Diagnosing with the LEDs

This section describes LED patterns on the switch that indicate problem conditions for general switch operation troubleshooting.

  1. Check the table for the LED pattern you see on the switch.

  2. Refer to the corresponding diagnostic tip.

LED error indicators
Global status Port LED Diagnostic tip
Off with power cord plugged in N/A 1
Solid amber N/A 2
Slow flash amber N/A 3
Slow flash amber Slow flash amber1 4
Solid green Off with cable connected 5
Solid green On, but the port is not communicating 6
1

The flashing behavior is an on/off cycle approximately once every 1.6 seconds.

Diagnostic tips
Tip Problem Solution
1

The switch is not plugged into an active AC power source, or the switch power supply may have failed.

Verify that the power cord is plugged into an active power source and to the switch. Make sure that these connections are snug.

Try power cycling the switch by unplugging and plugging the power cord back in.

If the Global Status LED is still not on, verify the AC power source works by plugging another device into the outlet. Or try plugging the switch into a different outlet or try a different power cord.

If the power source and power cord are OK and this condition persists, the switch power supply may have failed. Call your Hewlett Packard Enterprise authorized network reseller, or use the electronic support services from Hewlett Packard Enterprise to get assistance.

2

A switch hardware failure has occurred. All the LEDs will stay on indefinitely.

Try power cycling the switch. If the fault indication reoccurs, the switch may have failed. Call your Hewlett Packard Enterprise-authorized network reseller, or use the electronic support services from Hewlett Packard Enterprise to get assistance.

3

The switch has experienced a software failure during self-test, or one of the switch cooling fans may have failed.

Try resetting the switch by pressing the Reset button on the front of the switch, or by power cycling the switch.

If the fault indication reoccurs, attach a console to the switch and configure it to operate at 115200 baud. Then, reset the switch. Messages appear on the console screen and in the console log identifying the error condition. You can view the console log at that point by entering “Show events” at the Manager command prompt (#).

The error may indicate that one of the fans has failed. In switches with multiple fans, the switch may continue to operate under this condition if the ambient temperature does not exceed normal room temperature. For best operation, replace the failed fan tray.

If necessary to resolve the problem, contact your Hewlett Packard Enterprise authorized network reseller, or use the electronic support services from Hewlett Packard Enterprise to get assistance.

4

The network port for which the LED is flashing has experienced a self-test or initialization failure.

If the port is an SFP/SFP+/QSFP+ transceiver, verify that it is one of the transceivers supported by the switch. Unsupported transceivers will be identified with this fault condition. The transceivers are also tested when they are “hot-swapped”—installed or changed while the switch is powered on.

To verify that the port has failed, remove and reinstall the transceiver without powering off the switch. If the port fault indication reoccurs, check the event log to see why the transceiver failed. You may have to replace the transceiver. Try power cycling the switch. Call your Hewlett Packard Enterprise-authorized network reseller, or use the electronic support services from Hewlett Packard Enterprise to get assistance.

5

The network connection is not working properly.

Try the following procedures:
  • For the indicated port, verify that both ends of the cabling, at the switch and the connected device, are connected properly.

  • Verify that the connected device and switch are both powered on and operating correctly.

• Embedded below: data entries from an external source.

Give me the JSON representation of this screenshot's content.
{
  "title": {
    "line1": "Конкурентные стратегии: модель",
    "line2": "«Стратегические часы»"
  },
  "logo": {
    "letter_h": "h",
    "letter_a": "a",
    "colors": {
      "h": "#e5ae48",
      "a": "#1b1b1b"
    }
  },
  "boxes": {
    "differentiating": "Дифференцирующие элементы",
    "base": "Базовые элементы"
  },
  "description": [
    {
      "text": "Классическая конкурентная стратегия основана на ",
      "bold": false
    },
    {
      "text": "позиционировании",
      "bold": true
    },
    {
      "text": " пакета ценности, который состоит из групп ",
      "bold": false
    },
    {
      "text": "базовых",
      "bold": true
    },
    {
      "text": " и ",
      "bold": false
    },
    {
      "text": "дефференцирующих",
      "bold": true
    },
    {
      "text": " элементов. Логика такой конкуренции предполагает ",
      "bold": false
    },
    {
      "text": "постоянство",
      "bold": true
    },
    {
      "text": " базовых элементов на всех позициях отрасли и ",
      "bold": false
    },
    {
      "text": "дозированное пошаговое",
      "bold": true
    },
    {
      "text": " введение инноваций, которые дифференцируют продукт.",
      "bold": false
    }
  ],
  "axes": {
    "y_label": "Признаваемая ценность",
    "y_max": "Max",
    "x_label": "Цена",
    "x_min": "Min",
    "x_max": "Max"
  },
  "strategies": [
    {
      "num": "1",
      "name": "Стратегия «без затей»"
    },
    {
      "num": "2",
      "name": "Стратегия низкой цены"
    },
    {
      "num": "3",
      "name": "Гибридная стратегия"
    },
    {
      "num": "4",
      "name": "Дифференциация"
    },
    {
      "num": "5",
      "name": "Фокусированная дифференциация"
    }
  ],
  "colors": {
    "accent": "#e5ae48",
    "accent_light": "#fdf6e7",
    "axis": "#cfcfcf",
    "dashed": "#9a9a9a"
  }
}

  • Verify that you have used the correct cable type for the connection:
    • For fiber-optic connections, verify that the transmit port on the switch is connected to the receive port on the connected device and the switch receive port is connected to the transmit port on the connected device.

    • The cable verification process must include all patch cables from any end devices, including the switch, to any patch panels in the cabling path.

  • Verify that the port has not been disabled through a switch configuration change. Use the console interface or, if you have configured an IP address on the switch, use the web browser interface to determine the state of the port and re-enable the port if necessary.

  • Verify that the switch port configuration matches the configuration of the attached device. For example, if the switch port is configured as “Full-duplex”, the port on the attached device also MUST be configured as “Full-duplex”. If the configurations do not match, the results could be an unreliable connection, or no link at all.

  • If the other procedures do not resolve the problem, try using a different port or a different cable.

6

The port may be improperly configured, or the port may be in a “blocking” state by the normal operation of the Spanning Tree, LACP, or IGMP features.

Use the switch console to see if the port is part of a dynamic trunk (through the LACP feature), if Spanning Tree is enabled on the switch, and if the port may have been put into a “blocking” state by those features. The show lacp interfaces command displays the port status for the LACP feature; the show spanning tree command displays the port status for Spanning Tree.

Also check the Port Status screen using the show interfaces command to see if the port has been configured as “disabled”.

Other switch features that may affect the port operation include VLANs and IGMP. Use the switch console to see how the port is configured for these features.

Ensure that the device at the other end of the connection is indicating a good link to the switch. If it is not, the problem may be with the cabling between the devices or the connectors on the cable.